TheJacksonLaboratory / splicing-pipelines-nf

Repository for the Anczukow-Lab splicing pipeline

14 stars 9 forks source link

Post Processing Bug #309

Closed angarb closed 1 year ago

angarb commented 2 years ago

Problem

There is a bug in the generation of the BamList. If there are more than 10 samples in b1 or b2 - the Bamlist gets disordered.

Solution

angarb commented 2 years ago

This part of the post processing script is causing problems:

b1_list <- t(read.table(b1_file, sep=","))
b2_list <- t(read.table(b2_file, sep=","))

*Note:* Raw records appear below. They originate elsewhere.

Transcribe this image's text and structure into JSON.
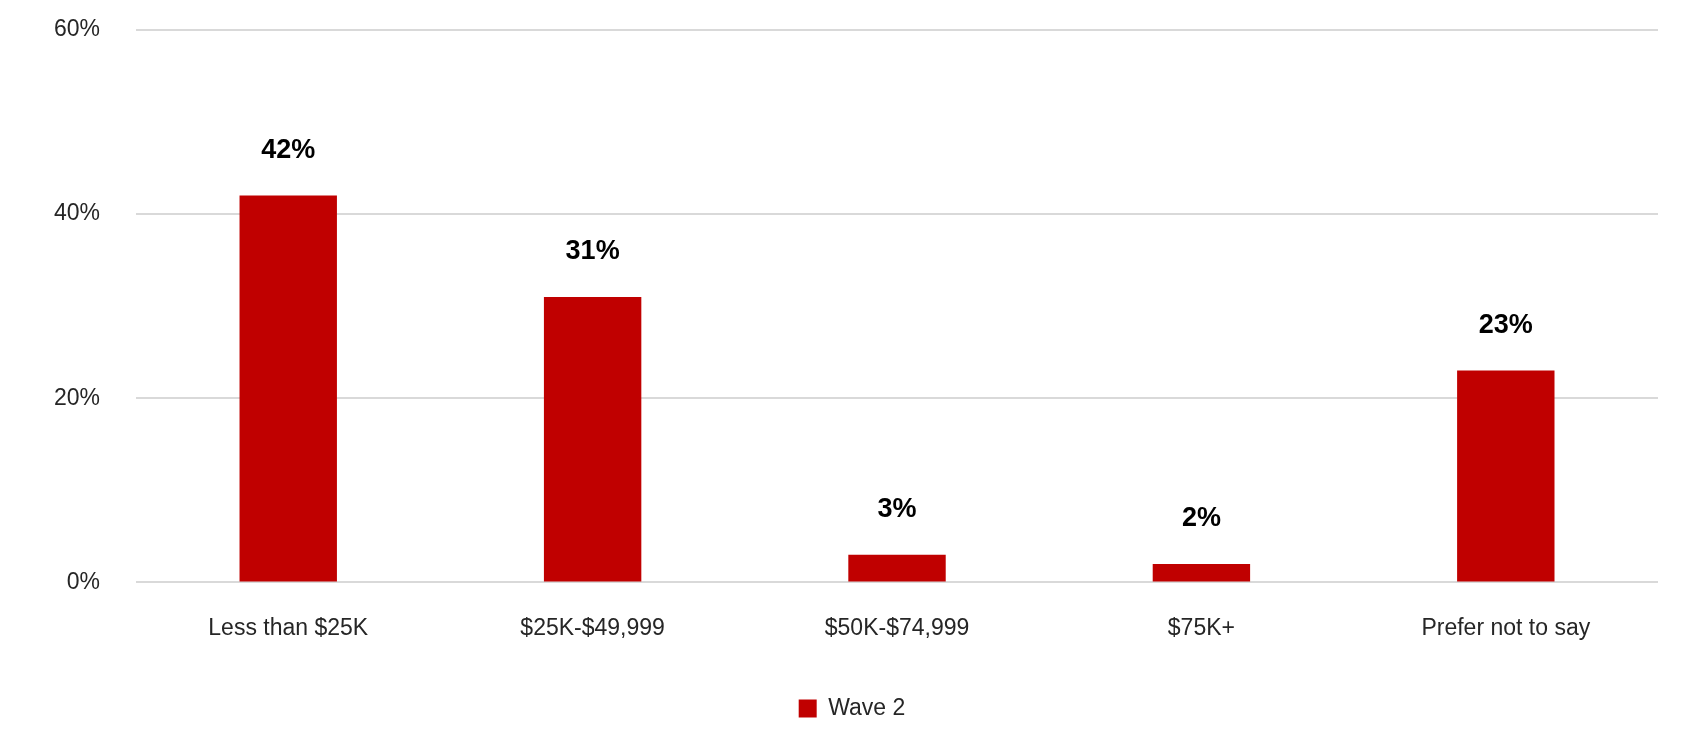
{
  "chart_data": {
    "type": "bar",
    "categories": [
      "Less than $25K",
      "$25K-$49,999",
      "$50K-$74,999",
      "$75K+",
      "Prefer not to say"
    ],
    "series": [
      {
        "name": "Wave 2",
        "color": "#c00000",
        "values": [
          42,
          31,
          3,
          2,
          23
        ]
      }
    ],
    "ylim": [
      0,
      60
    ],
    "yticks": [
      {
        "value": 0,
        "label": "0%"
      },
      {
        "value": 20,
        "label": "20%"
      },
      {
        "value": 40,
        "label": "40%"
      },
      {
        "value": 60,
        "label": "60%"
      }
    ],
    "value_labels": [
      "42%",
      "31%",
      "3%",
      "2%",
      "23%"
    ],
    "grid": "y",
    "legend": "bottom"
  }
}
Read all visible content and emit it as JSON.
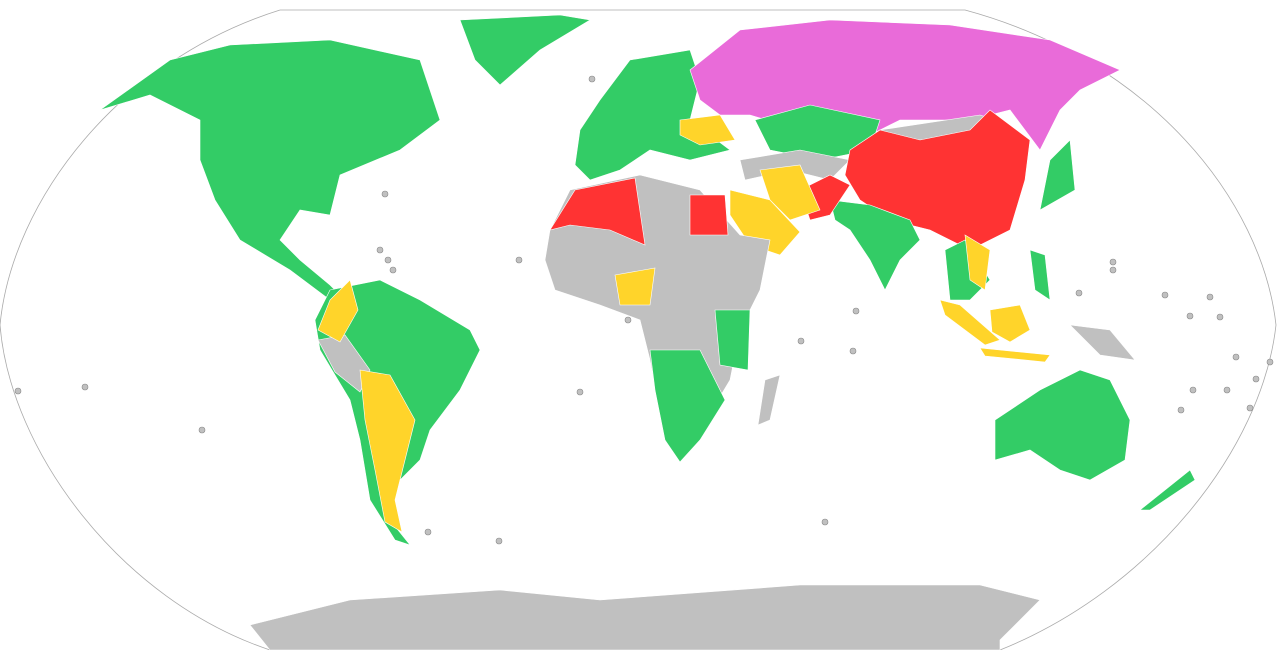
{
  "map": {
    "colors": {
      "green": "#33cc66",
      "red": "#ff3333",
      "yellow": "#ffd42a",
      "pink": "#e96bd9",
      "gray": "#c0c0c0",
      "border": "#aaaaaa",
      "background": "#ffffff"
    }
  }
}
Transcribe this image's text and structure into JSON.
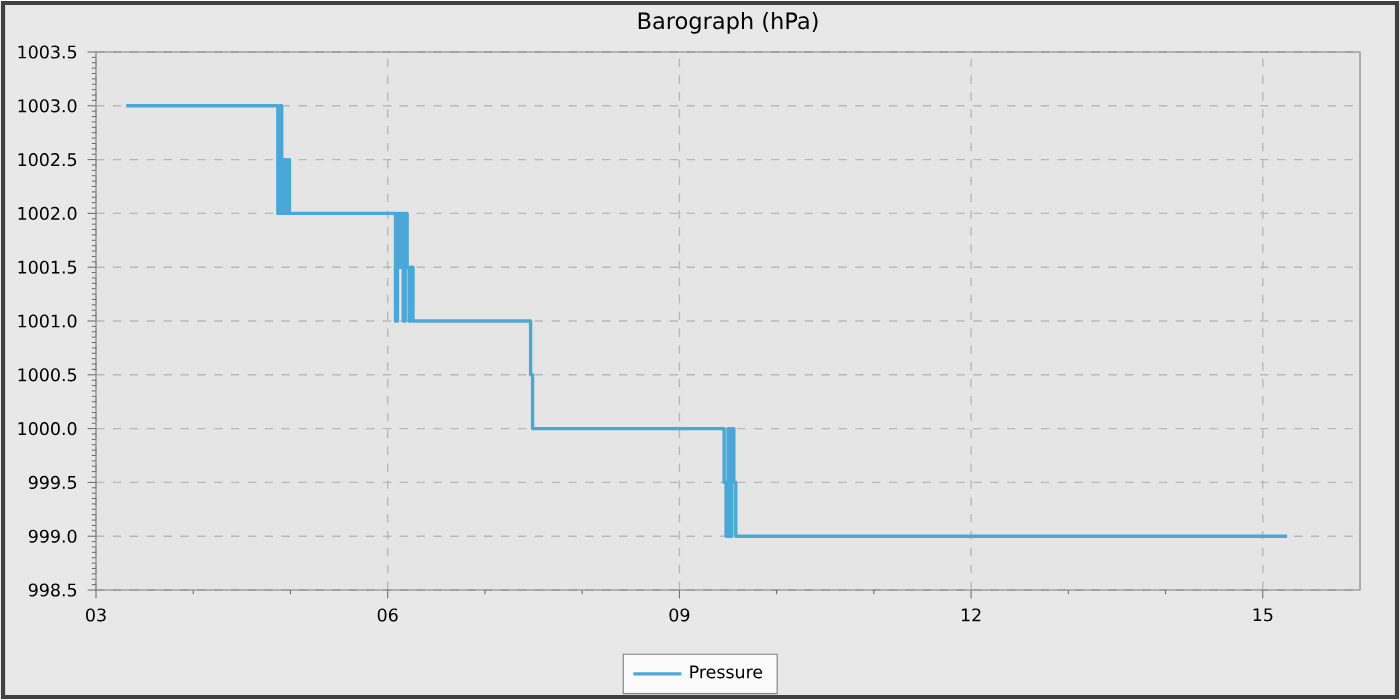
{
  "chart_data": {
    "type": "step",
    "title": "Barograph (hPa)",
    "x": [
      3.31,
      4.87,
      4.89,
      4.91,
      4.93,
      4.95,
      4.97,
      4.99,
      6.08,
      6.1,
      6.12,
      6.14,
      6.16,
      6.18,
      6.2,
      6.22,
      6.24,
      6.26,
      7.47,
      7.49,
      9.46,
      9.48,
      9.5,
      9.52,
      9.54,
      9.56,
      9.58,
      9.6,
      15.25
    ],
    "series": [
      {
        "name": "Pressure",
        "color": "#4aa8d8",
        "values": [
          1003.0,
          1002.0,
          1003.0,
          1002.0,
          1002.5,
          1002.0,
          1002.5,
          1002.0,
          1001.0,
          1002.0,
          1001.5,
          1002.0,
          1001.0,
          1002.0,
          1001.5,
          1001.0,
          1001.5,
          1001.0,
          1000.5,
          1000.0,
          999.5,
          999.0,
          1000.0,
          999.0,
          1000.0,
          999.5,
          999.0,
          999.0,
          999.0
        ]
      }
    ],
    "xlim": [
      3,
      16
    ],
    "xticks": [
      {
        "value": 3,
        "label": "03"
      },
      {
        "value": 6,
        "label": "06"
      },
      {
        "value": 9,
        "label": "09"
      },
      {
        "value": 12,
        "label": "12"
      },
      {
        "value": 15,
        "label": "15"
      }
    ],
    "ylim": [
      998.5,
      1003.5
    ],
    "yticks": [
      {
        "value": 998.5,
        "label": "998.5"
      },
      {
        "value": 999,
        "label": "999.0"
      },
      {
        "value": 999.5,
        "label": "999.5"
      },
      {
        "value": 1000,
        "label": "1000.0"
      },
      {
        "value": 1000.5,
        "label": "1000.5"
      },
      {
        "value": 1001,
        "label": "1001.0"
      },
      {
        "value": 1001.5,
        "label": "1001.5"
      },
      {
        "value": 1002,
        "label": "1002.0"
      },
      {
        "value": 1002.5,
        "label": "1002.5"
      },
      {
        "value": 1003,
        "label": "1003.0"
      },
      {
        "value": 1003.5,
        "label": "1003.5"
      }
    ],
    "grid": true,
    "legend": "bottom",
    "line_style": "solid",
    "marker": "none"
  }
}
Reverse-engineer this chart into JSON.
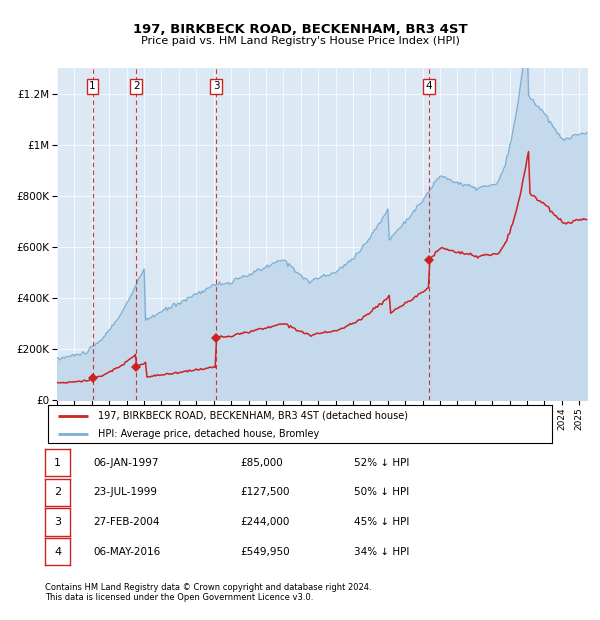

bam_list_df <- merge(b1_list, b2_list, by="row.names", suffixes = c("_b1", "_b2"))
bam_list_df <- bam_list_df[,-1]
colnames(bam_list_df) <- lapply(colnames(bam_list_df), function(x){
  new_val <- strsplit(x, "_")[[1]][2]
  return(new_val)
})

angarb commented 2 years ago

It currently reorders the row.names to look like this:

angarb commented 2 years ago

This seems to fix this issue: bam_list_df <- merge(b1_list, b2_list, by="row.names", all= T, sort = F, suffixes = c("_b1", "_b2"))